Sunday, August 12, 2007

How to Retract a Misstatement

Misstatements on the modern campaign trail, when everything you say is YouTubable, are inevitable. The trick is how to get past them.

Mitt Romney (again) shows how it's done: first, promptly make public audio or video of the controversial remarks, then apologize without recrimination or qualification.


Q: "How many of your five sons are currently serving in the U.S. military? And if none of them are, how do they plan to support this war on terrorism by enlisting in our U.S. military?"

A: "[O]ne of the ways my sons are showing support for our nation is helping to get me elected because they think I'd be a great president. And my son, Josh, bought the family Winnebago, and has visited 99 counties, most of them with his three kids and his wife, and I respect that and respect all of those and the way they serve this great country."

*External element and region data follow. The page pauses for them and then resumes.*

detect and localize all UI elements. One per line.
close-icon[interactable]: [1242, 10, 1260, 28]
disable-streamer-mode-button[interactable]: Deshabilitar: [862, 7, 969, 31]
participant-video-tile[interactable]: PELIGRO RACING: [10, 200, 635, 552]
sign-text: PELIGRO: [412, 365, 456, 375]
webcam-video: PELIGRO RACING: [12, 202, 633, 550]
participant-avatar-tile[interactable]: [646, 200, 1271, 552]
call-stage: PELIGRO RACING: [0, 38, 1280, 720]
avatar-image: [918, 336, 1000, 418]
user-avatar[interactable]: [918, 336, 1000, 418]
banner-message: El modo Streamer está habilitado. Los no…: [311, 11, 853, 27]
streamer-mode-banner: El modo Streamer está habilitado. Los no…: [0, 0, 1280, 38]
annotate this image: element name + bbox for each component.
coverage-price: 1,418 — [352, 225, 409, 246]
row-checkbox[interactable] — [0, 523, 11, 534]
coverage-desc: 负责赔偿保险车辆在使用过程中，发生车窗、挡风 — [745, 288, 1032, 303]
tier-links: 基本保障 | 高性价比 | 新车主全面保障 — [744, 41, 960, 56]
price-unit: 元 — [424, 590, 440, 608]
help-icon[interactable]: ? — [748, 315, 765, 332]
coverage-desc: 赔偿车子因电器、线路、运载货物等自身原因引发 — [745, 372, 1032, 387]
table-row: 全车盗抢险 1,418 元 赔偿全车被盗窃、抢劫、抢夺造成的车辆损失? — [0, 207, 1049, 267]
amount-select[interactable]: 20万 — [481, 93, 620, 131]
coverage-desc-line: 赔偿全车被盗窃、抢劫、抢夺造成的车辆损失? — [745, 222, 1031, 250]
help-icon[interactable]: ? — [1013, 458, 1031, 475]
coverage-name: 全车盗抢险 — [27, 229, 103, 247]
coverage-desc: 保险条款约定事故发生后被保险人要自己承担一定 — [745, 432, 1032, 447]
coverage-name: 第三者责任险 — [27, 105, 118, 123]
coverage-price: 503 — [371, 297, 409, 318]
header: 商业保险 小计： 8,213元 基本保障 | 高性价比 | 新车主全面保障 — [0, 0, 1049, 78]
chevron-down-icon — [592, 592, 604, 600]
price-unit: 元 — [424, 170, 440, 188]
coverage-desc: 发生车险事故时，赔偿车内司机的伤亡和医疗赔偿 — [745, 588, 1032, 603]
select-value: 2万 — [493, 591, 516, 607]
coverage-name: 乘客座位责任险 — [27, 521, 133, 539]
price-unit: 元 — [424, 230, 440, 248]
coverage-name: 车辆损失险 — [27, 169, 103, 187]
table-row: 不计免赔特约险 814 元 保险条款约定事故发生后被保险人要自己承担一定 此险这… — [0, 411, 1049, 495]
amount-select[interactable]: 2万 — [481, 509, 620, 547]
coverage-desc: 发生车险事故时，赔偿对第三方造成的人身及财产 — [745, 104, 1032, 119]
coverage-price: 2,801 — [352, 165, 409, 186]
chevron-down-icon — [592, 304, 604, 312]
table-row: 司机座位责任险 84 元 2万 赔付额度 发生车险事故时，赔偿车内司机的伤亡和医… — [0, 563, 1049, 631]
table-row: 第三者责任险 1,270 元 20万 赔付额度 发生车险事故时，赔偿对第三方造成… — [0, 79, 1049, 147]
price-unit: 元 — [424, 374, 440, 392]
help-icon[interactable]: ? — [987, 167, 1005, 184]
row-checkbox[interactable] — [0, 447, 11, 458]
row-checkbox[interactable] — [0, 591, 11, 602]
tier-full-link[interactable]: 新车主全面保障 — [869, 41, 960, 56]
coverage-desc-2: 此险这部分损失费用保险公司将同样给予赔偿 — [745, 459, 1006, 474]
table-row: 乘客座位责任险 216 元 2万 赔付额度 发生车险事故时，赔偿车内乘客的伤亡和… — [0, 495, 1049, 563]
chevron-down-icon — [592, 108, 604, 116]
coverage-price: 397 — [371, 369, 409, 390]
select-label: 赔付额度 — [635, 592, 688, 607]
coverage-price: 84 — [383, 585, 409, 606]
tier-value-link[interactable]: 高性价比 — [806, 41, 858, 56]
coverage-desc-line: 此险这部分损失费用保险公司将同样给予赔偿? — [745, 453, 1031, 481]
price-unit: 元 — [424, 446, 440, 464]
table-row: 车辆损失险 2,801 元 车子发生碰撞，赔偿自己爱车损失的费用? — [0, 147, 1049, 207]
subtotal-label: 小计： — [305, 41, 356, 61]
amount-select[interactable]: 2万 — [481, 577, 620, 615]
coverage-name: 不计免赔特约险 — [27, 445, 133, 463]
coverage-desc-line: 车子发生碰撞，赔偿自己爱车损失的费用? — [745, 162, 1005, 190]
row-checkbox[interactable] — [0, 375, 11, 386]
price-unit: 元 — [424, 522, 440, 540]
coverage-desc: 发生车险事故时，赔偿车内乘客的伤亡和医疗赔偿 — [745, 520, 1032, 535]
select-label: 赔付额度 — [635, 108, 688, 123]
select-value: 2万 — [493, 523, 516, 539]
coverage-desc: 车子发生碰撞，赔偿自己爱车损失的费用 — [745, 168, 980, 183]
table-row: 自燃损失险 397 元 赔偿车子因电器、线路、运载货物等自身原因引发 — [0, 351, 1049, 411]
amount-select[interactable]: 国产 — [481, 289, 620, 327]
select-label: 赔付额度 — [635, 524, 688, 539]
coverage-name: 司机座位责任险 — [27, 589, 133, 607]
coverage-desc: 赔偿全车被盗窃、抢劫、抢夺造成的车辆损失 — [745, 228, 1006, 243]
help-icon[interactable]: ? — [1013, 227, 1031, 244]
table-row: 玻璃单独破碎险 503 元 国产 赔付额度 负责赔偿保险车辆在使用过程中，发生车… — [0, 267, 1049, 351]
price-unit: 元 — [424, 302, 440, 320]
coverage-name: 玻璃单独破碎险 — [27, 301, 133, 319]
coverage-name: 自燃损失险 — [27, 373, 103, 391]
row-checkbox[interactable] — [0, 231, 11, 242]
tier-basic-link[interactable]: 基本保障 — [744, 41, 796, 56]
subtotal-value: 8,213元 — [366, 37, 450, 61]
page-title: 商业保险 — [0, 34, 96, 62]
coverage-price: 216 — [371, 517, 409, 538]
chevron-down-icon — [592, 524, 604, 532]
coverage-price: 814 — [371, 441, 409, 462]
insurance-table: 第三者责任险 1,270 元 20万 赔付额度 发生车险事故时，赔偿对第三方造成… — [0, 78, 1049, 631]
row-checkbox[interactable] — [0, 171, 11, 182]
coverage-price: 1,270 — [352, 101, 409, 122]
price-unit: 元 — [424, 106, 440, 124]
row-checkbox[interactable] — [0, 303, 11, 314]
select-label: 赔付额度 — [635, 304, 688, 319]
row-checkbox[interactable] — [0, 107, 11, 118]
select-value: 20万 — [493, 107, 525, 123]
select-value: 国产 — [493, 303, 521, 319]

Retraction: "I misspoke there. I didn't mean in any way to compare service in the country with my boys in any way. Service in this country is an extraordinary sacrifice being made by individuals and their families. . . . I'm very pleased and proud of my boys and the help they're doing for their dad, but it's not service to the country. It's service for me. And there's just no comparison there."

Not only does this strategy benefit Romney; it also benefits the transparency movement.

Update (8/15): Media Matters catalogs the indifference of both the MSM and blogs to Romney's offensive remark. "In the end, it took nearly 96 hours for a big-time journalist," Chris Wallace of Fox News, to confront this "pro-war Republican with no military connection or tradition."

By contrast, when the news broke about John Edwards's costly coiffure, the media jumped on it.